Mr. Poisson noted that taxpayers in Livonia, a Detroit suburb, voted last November to stop paying for SMART bus service. But others point out that Farmington Hills, which Mr. Rogers represents, also considered opting out of the SMART system but decided last week, by a one-vote margin on the city council, to stay in. A Detroit Free Press editorial reported that ridership in that community is increasing steadily and that voters have showed strong support for the system at the polls.

Beyond Mere Improvements
Mr. Blouse doesn’t think merely improving the Detroit and suburban bus agencies is sufficient. “We believe there are three necessary pieces to such a system: You need rapid transit, line haul service, and community transit,” he said.

“The issue comes down to how to pay for the necessary improvements,” Mr. Blouse continued. “But too often we get caught up in that and we never get around to talking about the financial value of such an investment and how it could improve the region overall. One of the difficulties is that people here have never lived in other regions and have never experienced transit choice—the idea that public transit is good enough that you might use it even if you have a car.”

Mr. Rogers is well aware of the shaky condition of the political track he is traveling. Leading on public transit in southeast Michigan is the political equivalent of coaching the Detroit Lions: Good people with vision and clear goals have labored in vain for rapid transit and then completely disappeared. Perhaps, he says, the need is so urgent now that a political tipping point is approaching.

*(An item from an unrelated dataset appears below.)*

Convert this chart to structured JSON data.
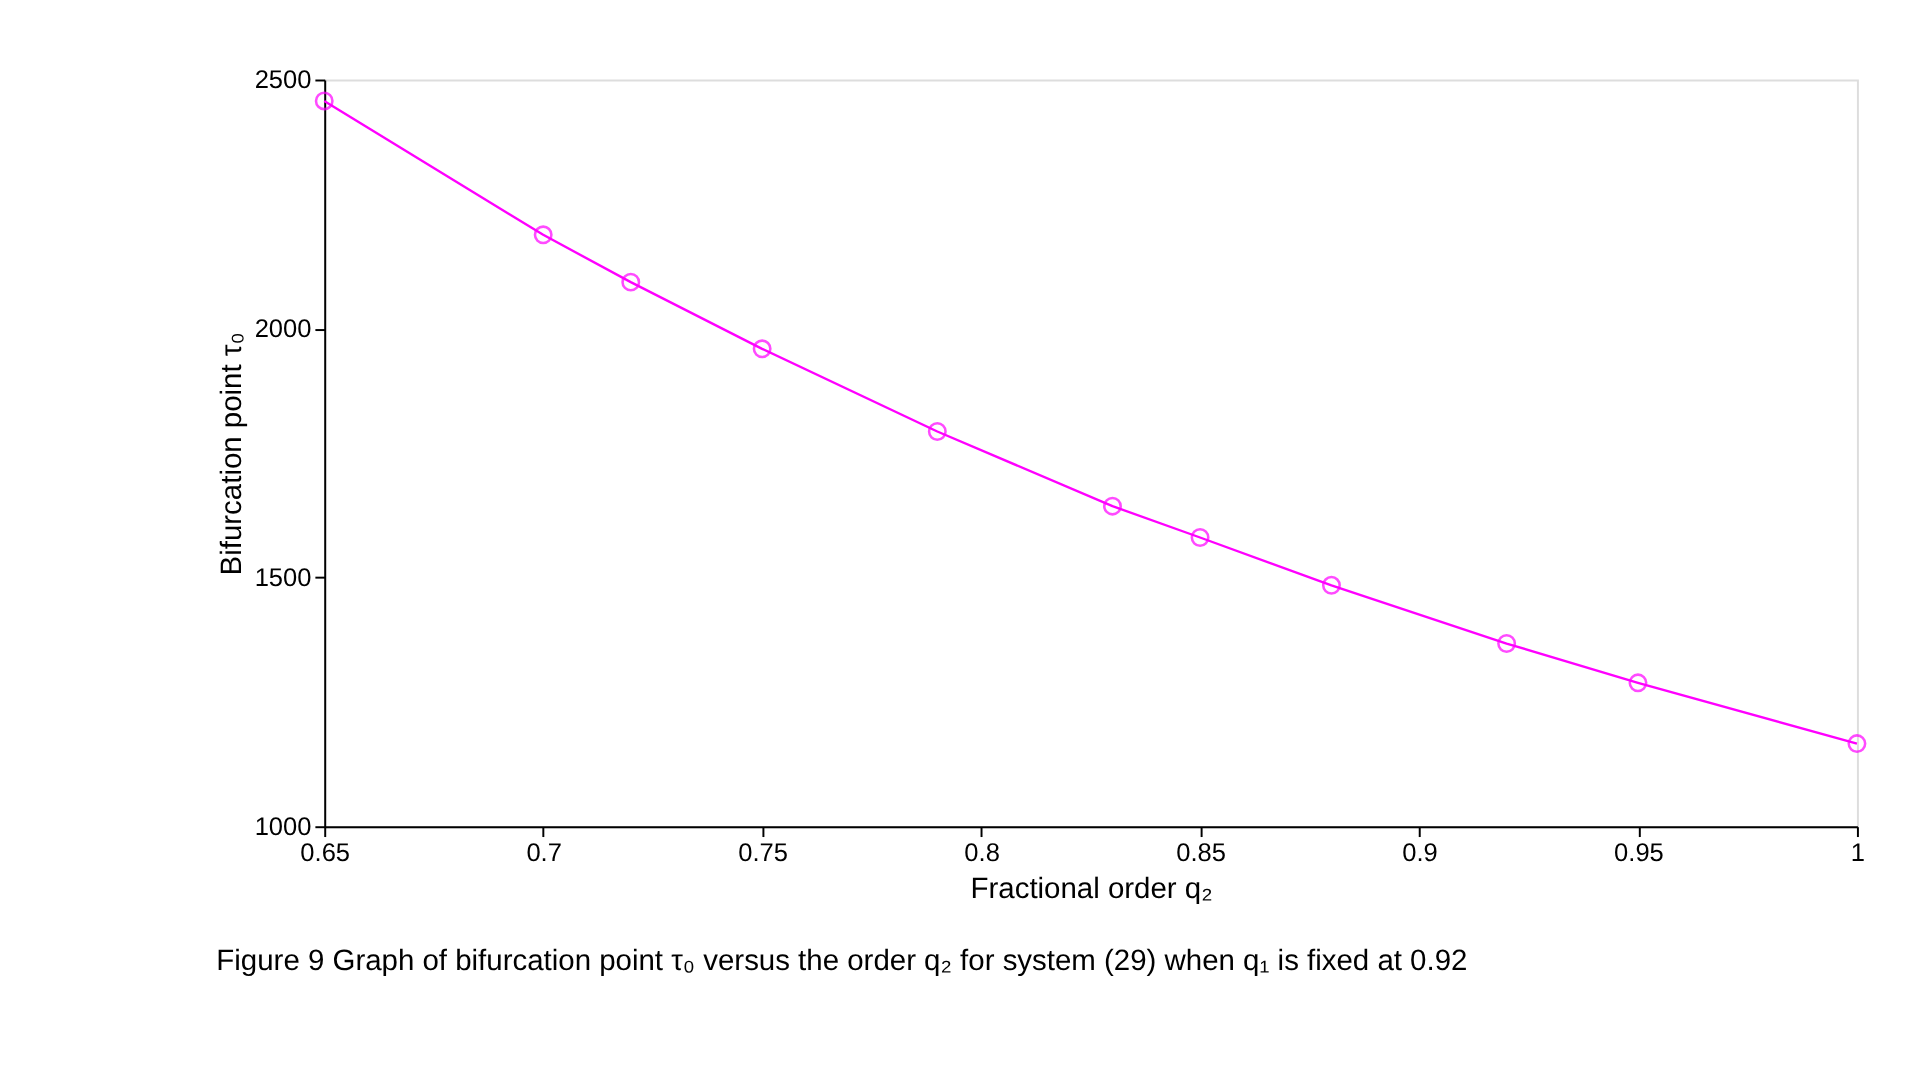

“I think we can agree within this region that public transportation is important,” he said. “The disagreement might be who pays, how do we pay, and where does it go once it’s built. Part of our problem is we keep focusing on details instead of coming together and agreeing on a concept. Get the concept. Then let the engineers do public meetings and let people voice their concerns and opinions.

“The important thing,” he concluded, “is developing a consensus that you need to do something. That was the purpose of the resolution, to make a public statement that Oakland County thinks an improvement of some kind is necessary to help out our region.”